Origins
Where did Measles come from?
Measles most likely originated around 3000 BC in the Tigris and Euphrates river valleys. By the middle ages measles was fully established throughout the old world. It was in this time that physicians started to recognize and describe the disease using the term “mesles” which had also been used to describe the lesions from leprosy. The earliest reference that can be confirmed to be about measles was from a Persian physician from near modern day Tehran, where he suggested fever might be the body's natural defense and described measles and smallpox and how to differentiate them.
Developments
How did Measles change as time went on?
The contagious nature was first discovered by Francis Home a Scottish physician, who while attempting to inoculate for measles taking blood from infected patients on cotton balls, placed the cotton balls into slices in the arms of 12 children, and 10 of the children became infected with measles.
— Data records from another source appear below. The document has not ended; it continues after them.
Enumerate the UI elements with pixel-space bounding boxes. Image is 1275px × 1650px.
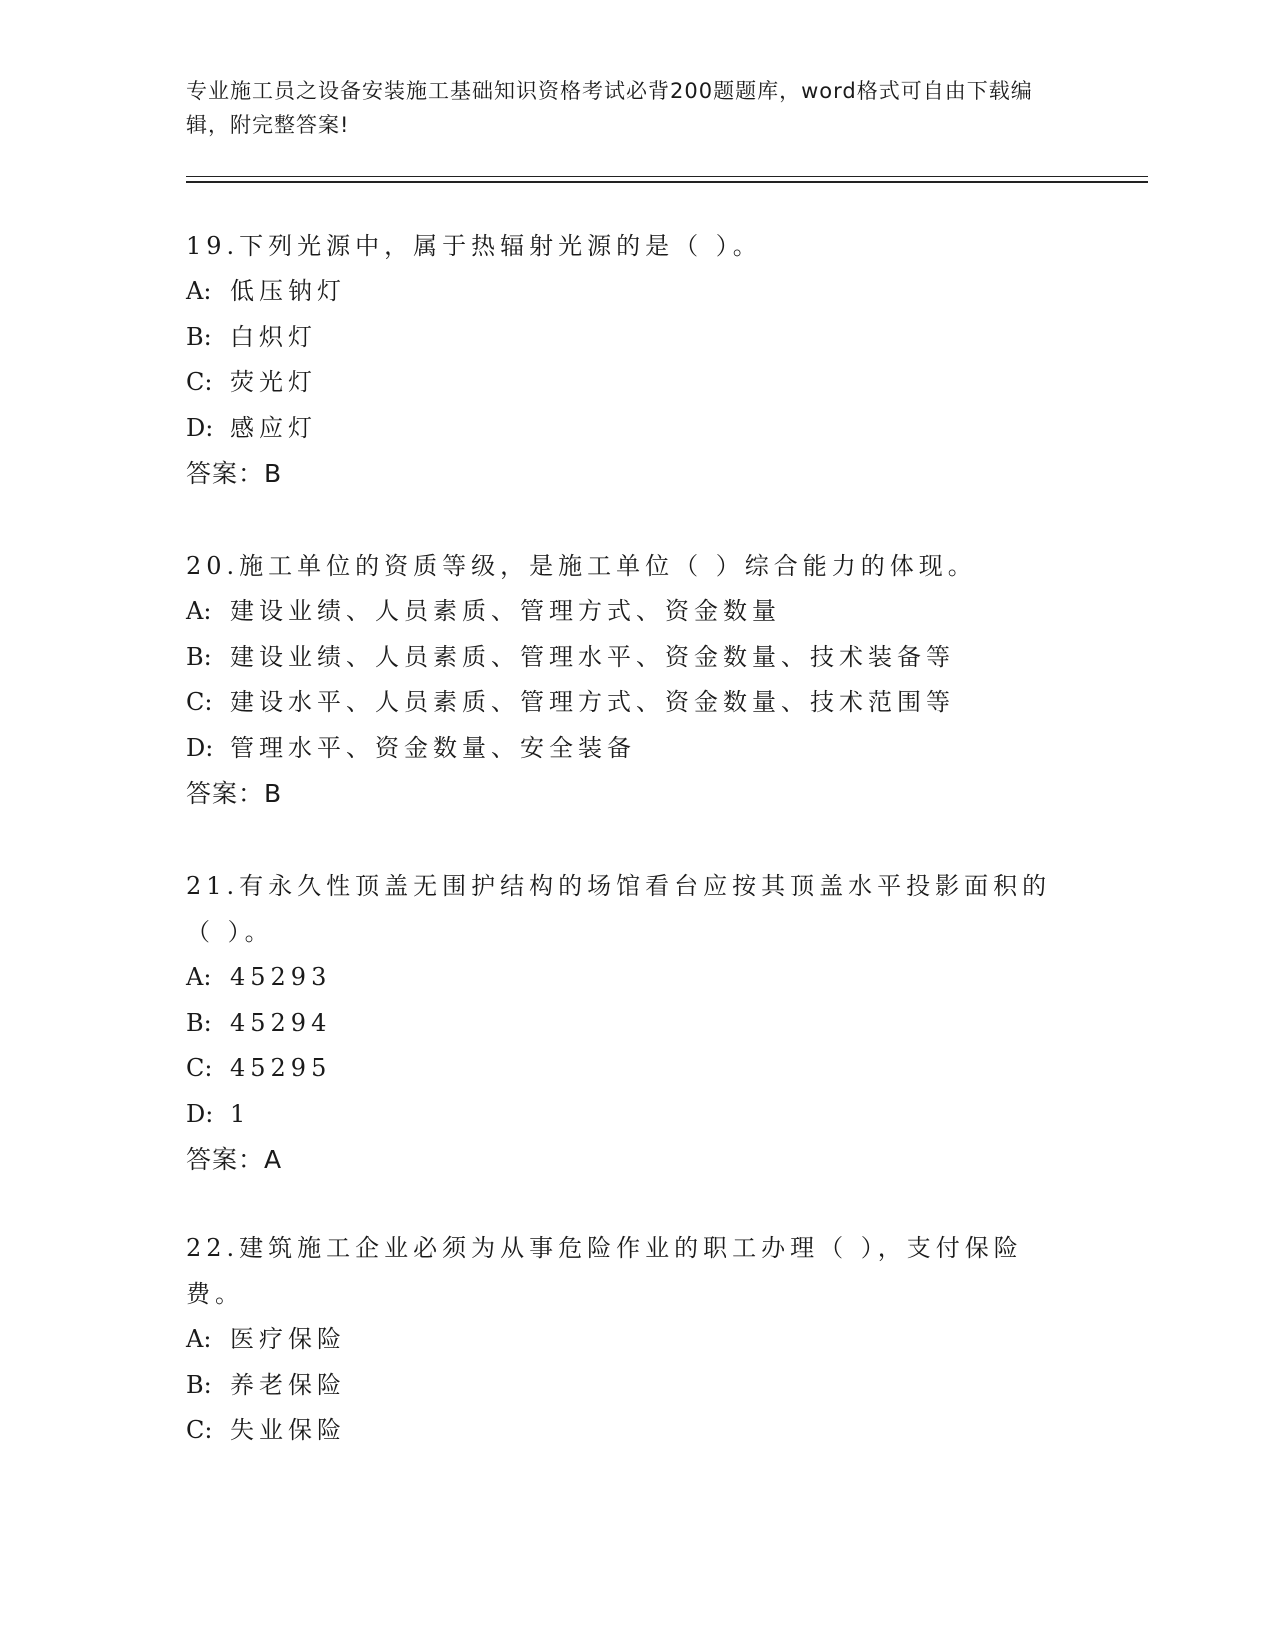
option-key: B: xyxy=(186,1008,212,1037)
option-d xyxy=(186,726,1066,772)
option-key: D: xyxy=(186,413,214,442)
option-key: C: xyxy=(186,1054,213,1082)
option-text: 管理水平、资金数量、安全装备 xyxy=(230,733,636,762)
option-a xyxy=(186,269,1066,315)
question-20 xyxy=(186,543,1066,816)
question-22 xyxy=(186,1225,1066,1454)
header-divider-thin xyxy=(186,176,1148,177)
option-a xyxy=(186,955,1066,1001)
option-b xyxy=(186,1001,1066,1047)
question-19 xyxy=(186,223,1066,496)
question-stem: 21.有永久性顶盖无围护结构的场馆看台应按其顶盖水平投影面积的（ ）。 xyxy=(186,872,1052,946)
question-21 xyxy=(186,863,1066,1182)
question-stem: 22.建筑施工企业必须为从事危险作业的职工办理（ ），支付保险费。 xyxy=(186,1234,1023,1308)
option-key: D: xyxy=(186,1099,214,1128)
option-key: A: xyxy=(186,1325,212,1353)
option-text: 养老保险 xyxy=(230,1370,346,1399)
option-text: 45294 xyxy=(230,1008,332,1037)
option-text: 1 xyxy=(230,1099,251,1128)
option-c xyxy=(186,360,1066,406)
option-text: 45293 xyxy=(230,963,332,991)
answer-label: 答案： xyxy=(186,1145,265,1174)
option-key: C: xyxy=(186,368,213,396)
option-text: 建设业绩、人员素质、管理水平、资金数量、技术装备等 xyxy=(230,642,955,671)
answer-value: B xyxy=(264,779,283,808)
option-d xyxy=(186,1092,1066,1138)
option-b xyxy=(186,1363,1066,1409)
option-key: A: xyxy=(186,597,212,625)
option-text: 荧光灯 xyxy=(230,368,317,396)
answer-line xyxy=(186,1137,1066,1182)
option-c xyxy=(186,1046,1066,1092)
option-key: D: xyxy=(186,733,214,762)
answer-line xyxy=(186,451,1066,496)
answer-value: A xyxy=(264,1145,283,1174)
option-text: 建设水平、人员素质、管理方式、资金数量、技术范围等 xyxy=(230,688,955,716)
answer-label: 答案： xyxy=(186,779,265,808)
option-d xyxy=(186,406,1066,452)
option-key: A: xyxy=(186,963,212,991)
option-a xyxy=(186,1317,1066,1363)
option-b xyxy=(186,635,1066,681)
answer-value: B xyxy=(264,459,283,488)
option-text: 失业保险 xyxy=(230,1416,346,1444)
option-text: 医疗保险 xyxy=(230,1325,346,1353)
option-text: 45295 xyxy=(230,1054,332,1082)
option-text: 感应灯 xyxy=(230,413,317,442)
option-c xyxy=(186,1408,1066,1454)
answer-label: 答案： xyxy=(186,459,265,488)
option-text: 建设业绩、人员素质、管理方式、资金数量 xyxy=(230,597,781,625)
question-stem: 19.下列光源中，属于热辐射光源的是（ ）。 xyxy=(186,232,762,260)
option-text: 白炽灯 xyxy=(230,322,317,351)
header-divider-thick xyxy=(186,181,1148,183)
option-key: C: xyxy=(186,1416,213,1444)
option-a xyxy=(186,589,1066,635)
document-header: 专业施工员之设备安装施工基础知识资格考试必背200题题库，word格式可自由下载编辑，附完整答案! xyxy=(186,79,1033,137)
question-stem: 20.施工单位的资质等级，是施工单位（ ）综合能力的体现。 xyxy=(186,552,977,580)
option-c xyxy=(186,680,1066,726)
option-key: B: xyxy=(186,322,212,351)
option-text: 低压钠灯 xyxy=(230,277,346,305)
answer-line xyxy=(186,771,1066,816)
option-key: A: xyxy=(186,277,212,305)
option-key: B: xyxy=(186,1370,212,1399)
option-key: B: xyxy=(186,642,212,671)
option-key: C: xyxy=(186,688,213,716)
option-b xyxy=(186,315,1066,361)
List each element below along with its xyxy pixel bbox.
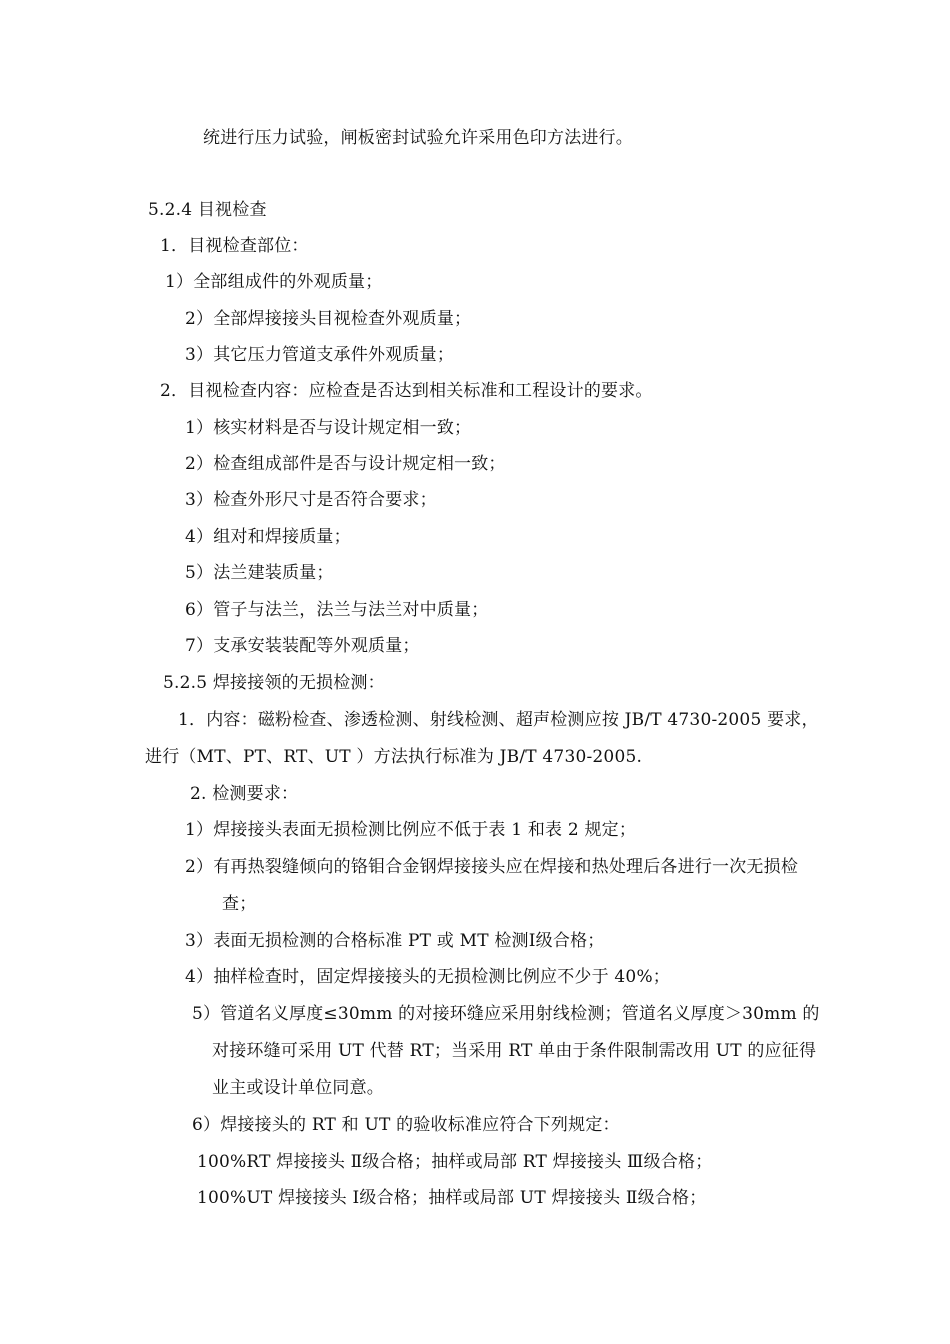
text-line-25: 对接环缝可采用 UT 代替 RT；当采用 RT 单由于条件限制需改用 UT 的应征得 [212, 1041, 817, 1061]
text-line-14: 7）支承安装装配等外观质量； [185, 636, 420, 656]
text-line-27: 6）焊接接头的 RT 和 UT 的验收标准应符合下列规定： [192, 1115, 620, 1135]
text-line-21: 查； [222, 894, 257, 914]
text-line-9: 2）检查组成部件是否与设计规定相一致； [185, 454, 506, 474]
text-line-24: 5）管道名义厚度≤30mm 的对接环缝应采用射线检测；管道名义厚度＞30mm 的 [192, 1004, 820, 1024]
text-line-26: 业主或设计单位同意。 [212, 1078, 384, 1098]
text-line-10: 3）检查外形尺寸是否符合要求； [185, 490, 437, 510]
text-line-7: 2．目视检查内容：应检查是否达到相关标准和工程设计的要求。 [160, 381, 653, 401]
text-line-11: 4）组对和焊接质量； [185, 527, 351, 547]
text-line-3: 1．目视检查部位： [160, 236, 309, 256]
text-line-28: 100%RT 焊接接头 Ⅱ级合格；抽样或局部 RT 焊接接头 Ⅲ级合格； [197, 1152, 713, 1172]
text-line-4: 1）全部组成件的外观质量； [165, 272, 383, 292]
text-line-29: 100%UT 焊接接头 Ⅰ级合格；抽样或局部 UT 焊接接头 Ⅱ级合格； [197, 1188, 707, 1208]
text-line-8: 1）核实材料是否与设计规定相一致； [185, 418, 472, 438]
text-line-12: 5）法兰建装质量； [185, 563, 334, 583]
text-line-19: 1）焊接接头表面无损检测比例应不低于表 1 和表 2 规定； [185, 820, 637, 840]
text-line-18: 2. 检测要求： [190, 784, 299, 804]
text-line-17: 进行（MT、PT、RT、UT ）方法执行标准为 JB/T 4730-2005. [145, 747, 643, 767]
text-line-6: 3）其它压力管道支承件外观质量； [185, 345, 455, 365]
text-line-22: 3）表面无损检测的合格标准 PT 或 MT 检测Ⅰ级合格； [185, 931, 605, 951]
text-line-16: 1．内容：磁粉检查、渗透检测、射线检测、超声检测应按 JB/T 4730-2005 要求， [178, 710, 819, 730]
text-line-23: 4）抽样检查时，固定焊接接头的无损检测比例应不少于 40%； [185, 967, 671, 987]
text-line-20: 2）有再热裂缝倾向的铬钼合金钢焊接接头应在焊接和热处理后各进行一次无损检 [185, 857, 799, 877]
text-line-5: 2）全部焊接接头目视检查外观质量； [185, 309, 472, 329]
text-line-13: 6）管子与法兰，法兰与法兰对中质量； [185, 600, 489, 620]
section-heading-5-2-4: 5.2.4 目视检查 [148, 200, 267, 220]
section-heading-5-2-5: 5.2.5 焊接接领的无损检测： [163, 673, 385, 693]
text-line-1: 统进行压力试验，闸板密封试验允许采用色印方法进行。 [203, 128, 633, 148]
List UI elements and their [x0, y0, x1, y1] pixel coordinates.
In general measles was viewed as a moderately mild disease that killed mostly children, however, during the columbian exchange when measles was brought to the new world, in cuba for instance it wiped out 2 ⁄ 3 of the population and was the leading cause of death in many places in the caribbean islands and central american regions. Mortality rate after Francisco Pizarro brought measles to Nicaragua and then Peru spreading it through South America, at the beginning was around 60% slowly creeping down to around 16% when populations started to become immune.
In the beginning of the 20th century a man named Peter Ludwig Panum started to lay out our knowledge of measles today by tracking an epidemic in the Faroe Islands that had never previously been exposed, where 77% of the population would become infected. The Fiji epidemic of 1875, brought over from Australia by Fiji's king after signing it over to Britain, killed up to ¼ of the population at the time.
Vaccine
How did we develop the Measles vaccine?
In 1954, John F. Enders and Dr. Thomas C. Peebles collected blood samples from several ill students during a measles outbreak in Boston, Massachusetts. They wanted to isolate the measles virus in the student’s blood and create a measles vaccine. They succeeded in isolating measles in 13-year-old David Edmonston’s blood. Within 6 years a vaccine was available to test and was tested on 1500 developmentally delayed children in NYC and 4000 Nigerian children. The vaccine was deemed successful and within 2 years of the start of a mass vaccination campaign 10 million doses of the vaccine were administered.
The year before the vaccine was introduced there were 481,000 cases of measles, within 4 years this had dropped by more than half and by 1968 there were only 22,000 cases in the US. Vaccination rates did briefly decline after funding moved to focus on vaccination efforts of Rubella but this was quickly solved by combining them into the MMR (Measles, Mumps, and Rubella) vaccine. Measles was declared eliminated in the US in the year 2000.